Monday, May 27, 2013

Pic of the Day: Fort Point CAD project

I got tired of sorting through and tagging all the pics I took in San Francisco. Decided to draw Fort Point instead.

This little fort's the only one of its type on the West Coast, commenced in 1853 and still under construction when the South's little tantrum began in 1861. Its closest brush with battle at the time was when a Southern ship captain headed toward the Golden Gate only to learn from a passing British ship in August 1865 that he'd missed the war entirely.

Wasn't there a "Gilligan's Island" episode based on that?

Anyway, I went all the way to San Francisco planning to visit the fort and some of the batteries nearby. Saw Alcatraz, Coit Tower, that big red bridge (can't remember what it's called...smaller than I'd expected) and some other stuff, and Fort Point.

Very nice parking lot. Smallish. Fence was kind of rusty. Barbed wire was a nice touch. Closed except on weekends.

This was a Monday. Heh.

At least the National Park Service had their scheduling make more sense than the rubes in Louisiana who made Fort Pike open only on weekdays. Their fence was prettier.

Still, I got close enough to Fort Point to touch and get some pictures. Well, actually only six out of 20 were of the fort. The rest are scenery from the fort. Turns out those six pics did help a little, but not as much as oh, say, actually being in the fort and loading my camera card up.

Here at home I did a good bit of Google-Fu, grabbed a couple hundred megs' worth of photos, and found 3D Virtual Design Technology's website. The company uses laser scanning and surveying to build a computer model of a structure for restoration or renovation (for example).

On the one hand I'd love to have a laser scanning system. Saves a lot of time I'd otherwise use in taking measurements manually. All the hard work's done. But I can't really see myself settling for that. I'd miss out on spending hours just wandering from spot to spot, taking detail photos and sketching, learning about the place. I don't want to miss out on that by making things quicker.

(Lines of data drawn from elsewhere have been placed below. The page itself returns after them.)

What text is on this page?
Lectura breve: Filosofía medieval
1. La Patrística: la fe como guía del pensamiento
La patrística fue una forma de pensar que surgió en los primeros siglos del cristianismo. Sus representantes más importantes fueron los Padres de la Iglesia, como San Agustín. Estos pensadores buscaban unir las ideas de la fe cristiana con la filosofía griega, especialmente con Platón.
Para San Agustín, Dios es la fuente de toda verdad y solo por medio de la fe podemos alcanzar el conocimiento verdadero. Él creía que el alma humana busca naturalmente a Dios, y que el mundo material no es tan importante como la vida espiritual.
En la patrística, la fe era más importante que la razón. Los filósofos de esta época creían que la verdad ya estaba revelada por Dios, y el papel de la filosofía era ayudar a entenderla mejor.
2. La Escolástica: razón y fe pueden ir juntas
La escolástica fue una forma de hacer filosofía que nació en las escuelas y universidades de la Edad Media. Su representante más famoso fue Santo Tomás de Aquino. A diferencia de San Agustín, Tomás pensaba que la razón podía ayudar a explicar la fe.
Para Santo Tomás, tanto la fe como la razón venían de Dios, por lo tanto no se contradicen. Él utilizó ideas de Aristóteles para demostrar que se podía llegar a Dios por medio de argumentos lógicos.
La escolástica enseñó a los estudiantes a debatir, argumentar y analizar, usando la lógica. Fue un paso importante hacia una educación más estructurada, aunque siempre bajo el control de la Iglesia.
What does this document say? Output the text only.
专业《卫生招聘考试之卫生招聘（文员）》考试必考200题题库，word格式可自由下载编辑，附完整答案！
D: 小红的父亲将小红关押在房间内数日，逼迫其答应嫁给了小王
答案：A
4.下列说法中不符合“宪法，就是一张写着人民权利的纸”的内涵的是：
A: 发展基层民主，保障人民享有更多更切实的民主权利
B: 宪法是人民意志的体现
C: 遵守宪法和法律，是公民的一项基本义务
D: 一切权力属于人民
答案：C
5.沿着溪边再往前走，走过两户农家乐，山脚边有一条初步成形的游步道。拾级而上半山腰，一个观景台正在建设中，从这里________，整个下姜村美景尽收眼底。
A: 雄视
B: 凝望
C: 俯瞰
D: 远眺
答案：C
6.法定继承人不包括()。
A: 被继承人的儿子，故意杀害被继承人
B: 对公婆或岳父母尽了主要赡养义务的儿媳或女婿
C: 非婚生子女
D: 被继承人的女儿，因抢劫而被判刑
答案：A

Besides, I've learned so much about how these old forts were built by studying them that when I'm stumped on a project there's at least one other fort I've been to that has some similar structures.

Armed with the plans I found at 3DVDT and a couple of Historic Structure Reports put together by the National Park Service, I ended up with this:

Took five days and two scrapped attempts. The 3DVDT pics don't have enough resolution to make out dimensions and the Structure Reports don't have any technical drawings, but one of them has a writeup of the fort's condition and includes enough measurements that I was able to throw out the second (and horribly inaccurate) version and start again.

Between these, all those photos and the drawing I did of Fort Jefferson (which has some similarities), I'm more than happy with the result. Six "Third System" (1820-1867) forts in CAD...only 36 more to go according to FortWiki.